Plus qu’Elvis, Sinatra, Johnny Cash et Roy Orbison, ce sont son grand-père (qui jouait du violon dans le dos la tête à l’envers), son père et son oncle, des travailleurs de l’acier, tous musiciens, qui ont inspiré Richard Hawley. « N’attends pas d’avoir 60 ans pour regretter des choses dans ta vie », lui disait son paternel. Richard ne s’est lancé en solo qu’à passé 30 piges. « De temps en temps, il faut que tu te regardes dans la glace et que tu te donnes un 10 sur 10, lui recommandait son grand-père. Parce que personne ne le fera à ta place. »

« Quand dans une famille de métallos quelqu’un peut échapper à son sort, tout le monde applaudit des deux mains, commente-t-il. Que ce soit pour faire carrière dans le foot, la boxe ou la musique. » Il se pense et se dit chanceux de payer ses factures avec son art. « Spotify et YouTube sont criminels. C’est du vol caractérisé. Ils ne rémunèrent pas les songwriters et les musiciens.
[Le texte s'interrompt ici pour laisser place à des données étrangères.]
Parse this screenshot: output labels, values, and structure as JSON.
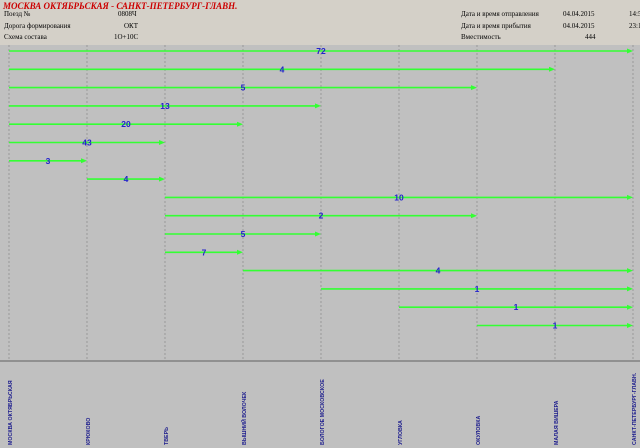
{
  "header": {
    "title": "МОСКВА ОКТЯБРЬСКАЯ - САНКТ-ПЕТЕРБУРГ-ГЛАВН.",
    "train_label": "Поезд №",
    "train_value": "0808Ч",
    "road_label": "Дорога формирования",
    "road_value": "ОКТ",
    "scheme_label": "Схема состава",
    "scheme_value": "1О+10С",
    "departure_label": "Дата и время отправления",
    "departure_date": "04.04.2015",
    "departure_time": "14:5",
    "arrival_label": "Дата и время прибытия",
    "arrival_date": "04.04.2015",
    "arrival_time": "23:1",
    "capacity_label": "Вместимость",
    "capacity_value": "444"
  },
  "colors": {
    "header_bg": "#d4d0c8",
    "title": "#cc0000",
    "plot_bg": "#c0c0c0",
    "segment": "#33ff33",
    "count_label": "#2222cc",
    "grid": "#808080"
  },
  "chart_data": {
    "type": "bar",
    "stations": [
      "МОСКВА ОКТЯБРЬСКАЯ",
      "КРЮКОВО",
      "ТВЕРЬ",
      "ВЫШНИЙ ВОЛОЧЕК",
      "БОЛОГОЕ МОСКОВСКОЕ",
      "УГЛОВКА",
      "ОКУЛОВКА",
      "МАЛАЯ ВИШЕРА",
      "САНКТ-ПЕТЕРБУРГ-ГЛАВН."
    ],
    "segments": [
      {
        "from": 0,
        "to": 8,
        "value": 72
      },
      {
        "from": 0,
        "to": 7,
        "value": 4
      },
      {
        "from": 0,
        "to": 6,
        "value": 5
      },
      {
        "from": 0,
        "to": 4,
        "value": 13
      },
      {
        "from": 0,
        "to": 3,
        "value": 20
      },
      {
        "from": 0,
        "to": 2,
        "value": 43
      },
      {
        "from": 0,
        "to": 1,
        "value": 3
      },
      {
        "from": 1,
        "to": 2,
        "value": 4
      },
      {
        "from": 2,
        "to": 8,
        "value": 10
      },
      {
        "from": 2,
        "to": 6,
        "value": 2
      },
      {
        "from": 2,
        "to": 4,
        "value": 5
      },
      {
        "from": 2,
        "to": 3,
        "value": 7
      },
      {
        "from": 3,
        "to": 8,
        "value": 4
      },
      {
        "from": 4,
        "to": 8,
        "value": 1
      },
      {
        "from": 5,
        "to": 8,
        "value": 1
      },
      {
        "from": 6,
        "to": 8,
        "value": 1
      }
    ]
  }
}
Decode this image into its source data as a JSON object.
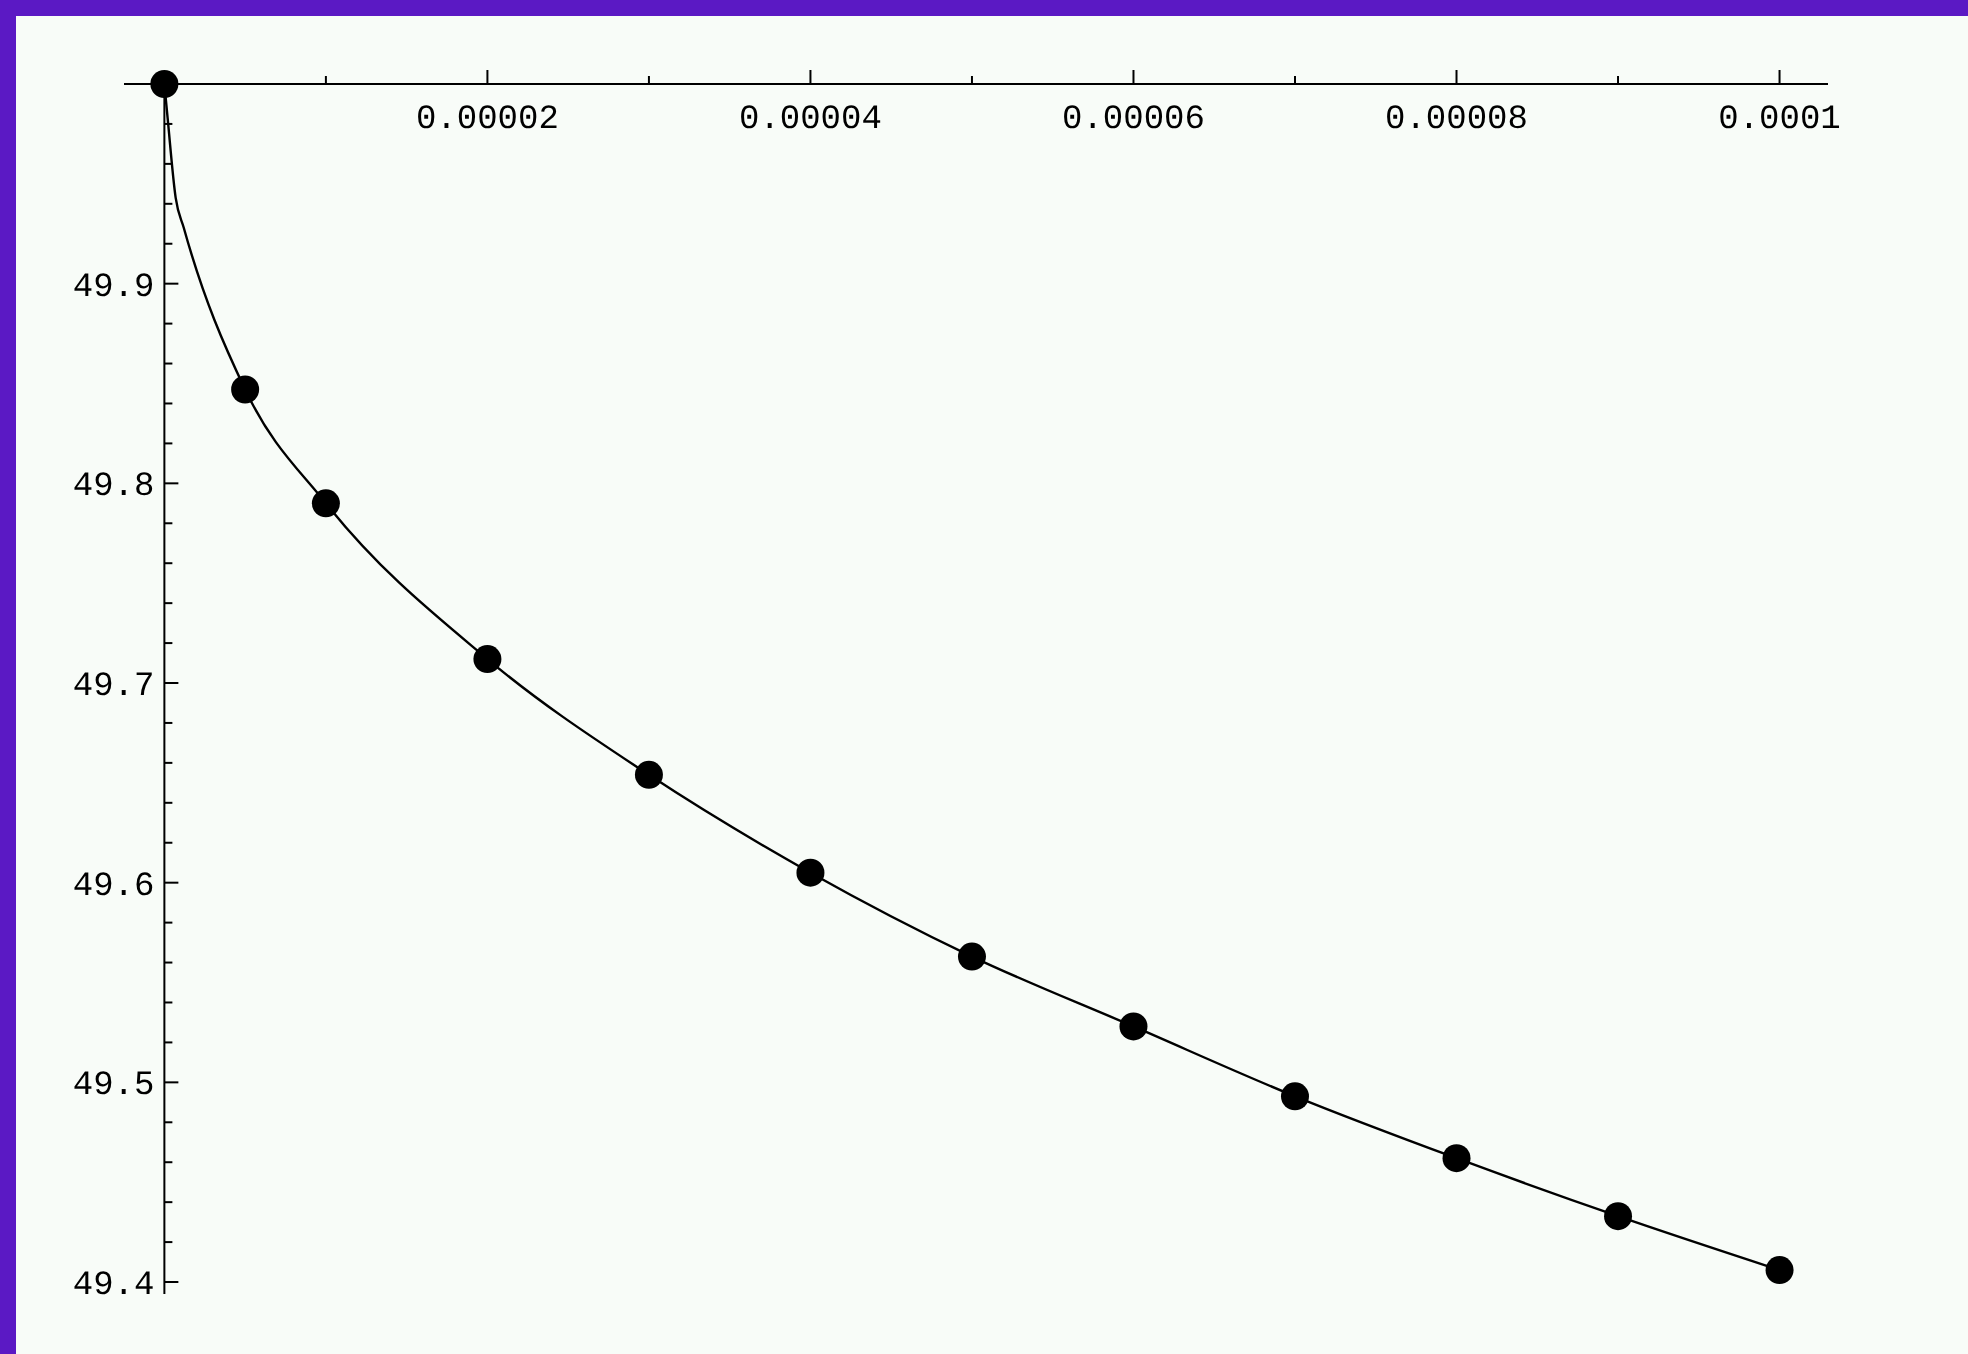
{
  "chart_data": {
    "type": "scatter",
    "xlim": [
      -2.5e-06,
      0.000103
    ],
    "ylim": [
      49.394,
      50.0
    ],
    "xticks": [
      {
        "value": 1e-05,
        "label": null
      },
      {
        "value": 2e-05,
        "label": "0.00002"
      },
      {
        "value": 3e-05,
        "label": null
      },
      {
        "value": 4e-05,
        "label": "0.00004"
      },
      {
        "value": 5e-05,
        "label": null
      },
      {
        "value": 6e-05,
        "label": "0.00006"
      },
      {
        "value": 7e-05,
        "label": null
      },
      {
        "value": 8e-05,
        "label": "0.00008"
      },
      {
        "value": 9e-05,
        "label": null
      },
      0.0001
    ],
    "yticks": [
      49.4,
      {
        "value": 49.42,
        "label": null
      },
      {
        "value": 49.44,
        "label": null
      },
      {
        "value": 49.46,
        "label": null
      },
      {
        "value": 49.48,
        "label": null
      },
      49.5,
      {
        "value": 49.52,
        "label": null
      },
      {
        "value": 49.54,
        "label": null
      },
      {
        "value": 49.56,
        "label": null
      },
      {
        "value": 49.58,
        "label": null
      },
      49.6,
      {
        "value": 49.62,
        "label": null
      },
      {
        "value": 49.64,
        "label": null
      },
      {
        "value": 49.66,
        "label": null
      },
      {
        "value": 49.68,
        "label": null
      },
      49.7,
      {
        "value": 49.72,
        "label": null
      },
      {
        "value": 49.74,
        "label": null
      },
      {
        "value": 49.76,
        "label": null
      },
      {
        "value": 49.78,
        "label": null
      },
      49.8,
      {
        "value": 49.82,
        "label": null
      },
      {
        "value": 49.84,
        "label": null
      },
      {
        "value": 49.86,
        "label": null
      },
      {
        "value": 49.88,
        "label": null
      },
      49.9,
      {
        "value": 49.92,
        "label": null
      },
      {
        "value": 49.94,
        "label": null
      },
      {
        "value": 49.96,
        "label": null
      },
      {
        "value": 49.98,
        "label": null
      }
    ],
    "grid": false,
    "series": [
      {
        "type": "line",
        "color": "#000000",
        "marker": "none",
        "line_style": "solid",
        "x": [
          0,
          2e-07,
          7e-07,
          1.2e-06,
          5e-06,
          1e-05,
          2e-05,
          3e-05,
          4e-05,
          5e-05,
          6e-05,
          7e-05,
          8e-05,
          9e-05,
          0.0001
        ],
        "values": [
          50.0,
          49.983,
          49.943,
          49.928,
          49.847,
          49.79,
          49.712,
          49.654,
          49.605,
          49.563,
          49.528,
          49.493,
          49.462,
          49.433,
          49.406
        ]
      },
      {
        "color": "#000000",
        "marker": "circle",
        "x": [
          0,
          5e-06,
          1e-05,
          2e-05,
          3e-05,
          4e-05,
          5e-05,
          6e-05,
          7e-05,
          8e-05,
          9e-05,
          0.0001
        ],
        "values": [
          50.0,
          49.847,
          49.79,
          49.712,
          49.654,
          49.605,
          49.563,
          49.528,
          49.493,
          49.462,
          49.433,
          49.406
        ]
      }
    ]
  }
}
Les maisons de disques se sont faites à l’idée. Je pense que c’est une grande perte pour la planète. Le musicien de la cour avait pour boulot de refléter ce qu’il se passait autour de lui. C’est de là que vient le folk. Le blues, le rock and roll, la country, ce sont des chansons de pauvres qui racontent comment ils vivent leur vie. Cette perspective disparaît. C’est triste pour l’humanité à qui ils tendent un miroir. »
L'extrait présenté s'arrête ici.